La « fille cachée » de Vladimir Poutine travaillerait à la L Galerie à Paris



La France est une terre d’exil privilégiée pour les opposants à la guerre en Ukraine, même les plus inattendus. On savait que Vladimir Poutine avait une « fille cachée » qui vivait à Paris et y avait étudié sous une fausse identité dans l’école de management culturel ICART, entre 2020 et 2024. On sait désormais que celle-ci travaille dans une galerie d’art de la capitale. C’est ce qu’a révélé vendredi 6 juin, la cellule d’investigation de Radio France.

La jeune femme de 22 ans a été aperçue lors d’un vernissage la semaine dernière. L’information a été confirmée par Alexandre Vichnevsky, directeur de la L Galerie et du Studio Albatros à Ménilmontant et à Montreuil, qui exposent et défendent des artistes russes et ukrainiens opposés à la guerre, ainsi que le détaillait en janvier Le Figaro dans un article consacré à l’exode des peintres de Moscou à Paris.

En alternance depuis octobre

« Nous confirmons. Elle est alternante depuis le mois d’octobre. C’est un travail technique : elle rassemble les informations, publie le catalogue, retravaille les biographies et les descriptions des expositions » a précisé Alexandre Vichnevsky, Franco-Russe né en Ukraine, avant d’ajouter : « Nous avons une programmation hétéroclite, avec une grande part d’artistes contestataires, anti-guerre, en provenance de Russie, d’Ukraine ou d’autres pays de l’ex-URSS ».

Connue sur les réseaux sociaux sous le nom de Luiza Rozova, la jeune Russe dont le véritable nom serait Elizaveta Vladmirovna Krivonogikh, serait la fille de Svetlana Krivonogikh, femme de ménage devenue, après sa rencontre avec Vladimir Poutine, l’une des femmes les plus riches de Russie, à la tête d’un empire immobilier et commercial, ainsi que l’ont révélé les Pandora Papers en 2021.

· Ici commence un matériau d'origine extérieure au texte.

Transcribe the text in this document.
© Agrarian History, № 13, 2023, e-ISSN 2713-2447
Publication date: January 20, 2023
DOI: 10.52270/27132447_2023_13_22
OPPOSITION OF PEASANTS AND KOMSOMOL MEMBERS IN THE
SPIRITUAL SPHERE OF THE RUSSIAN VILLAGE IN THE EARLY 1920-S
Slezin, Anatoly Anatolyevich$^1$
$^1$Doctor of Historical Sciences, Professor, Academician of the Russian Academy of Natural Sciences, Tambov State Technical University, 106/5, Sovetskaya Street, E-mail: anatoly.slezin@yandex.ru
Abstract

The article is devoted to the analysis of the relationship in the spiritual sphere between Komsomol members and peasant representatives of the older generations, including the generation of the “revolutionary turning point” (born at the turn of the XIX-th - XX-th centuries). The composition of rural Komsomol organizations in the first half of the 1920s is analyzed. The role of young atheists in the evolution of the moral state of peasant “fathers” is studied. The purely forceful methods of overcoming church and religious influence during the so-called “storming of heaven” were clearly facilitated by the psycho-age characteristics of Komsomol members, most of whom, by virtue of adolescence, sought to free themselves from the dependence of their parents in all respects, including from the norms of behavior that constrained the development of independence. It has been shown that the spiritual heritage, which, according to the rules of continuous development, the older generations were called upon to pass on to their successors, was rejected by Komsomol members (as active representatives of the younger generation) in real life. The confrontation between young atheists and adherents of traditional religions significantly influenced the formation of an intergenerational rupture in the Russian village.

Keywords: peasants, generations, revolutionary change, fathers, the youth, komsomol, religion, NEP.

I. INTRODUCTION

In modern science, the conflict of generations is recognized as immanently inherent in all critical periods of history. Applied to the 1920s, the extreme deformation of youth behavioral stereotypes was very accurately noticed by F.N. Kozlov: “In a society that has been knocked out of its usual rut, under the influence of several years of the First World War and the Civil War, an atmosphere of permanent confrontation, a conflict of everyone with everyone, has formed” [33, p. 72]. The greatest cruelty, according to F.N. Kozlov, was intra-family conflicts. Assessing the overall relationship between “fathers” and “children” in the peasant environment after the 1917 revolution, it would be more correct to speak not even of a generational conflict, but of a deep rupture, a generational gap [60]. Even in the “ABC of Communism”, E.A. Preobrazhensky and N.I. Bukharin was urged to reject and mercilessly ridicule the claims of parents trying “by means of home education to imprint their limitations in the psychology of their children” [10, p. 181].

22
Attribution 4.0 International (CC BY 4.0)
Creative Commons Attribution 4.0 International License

Une prise de position contre la guerre

Selon Radio France, Luiza Rozova a fréquenté des milieux progressistes russes et aurait pris position publiquement contre l’invasion de l’Ukraine par la Russie, initiée en 2022, et émis des messages de soutien aux Ukrainiens. Les rumeurs concernant l’existence de cette fille illégitime circulent depuis que le média russe Proekt, interdit par le Kremlin et aujourd’hui en exil, a publié une enquête approfondie sur les liens entre sa mère et Vladimir Poutine.

Si ces liens ont été démentis par le Kremlin et n’ont pas été confirmés par Elizaveta Vladmirovna Krivonogikh, nombreux sont ceux qui pointent sa ressemblance avec l’homme d’État russe. La jeune femme avait publié des photos d’elle sur son compte Instagram où elle s’affichait en amatrice de luxe, en DJ ou en visite au musée du Louvre, comme le dévoile cette enquête en vidéo du média en ligne Brut. Mais depuis 2024, sa présence à Paris se faisait plus discrète. La révélation de son activité au sein de la Galerie L serait-elle orchestrée par les réseaux ukrainiens ? La guerre de l’information qui fait rage entre les deux pays n’épargne pas le monde de l’art.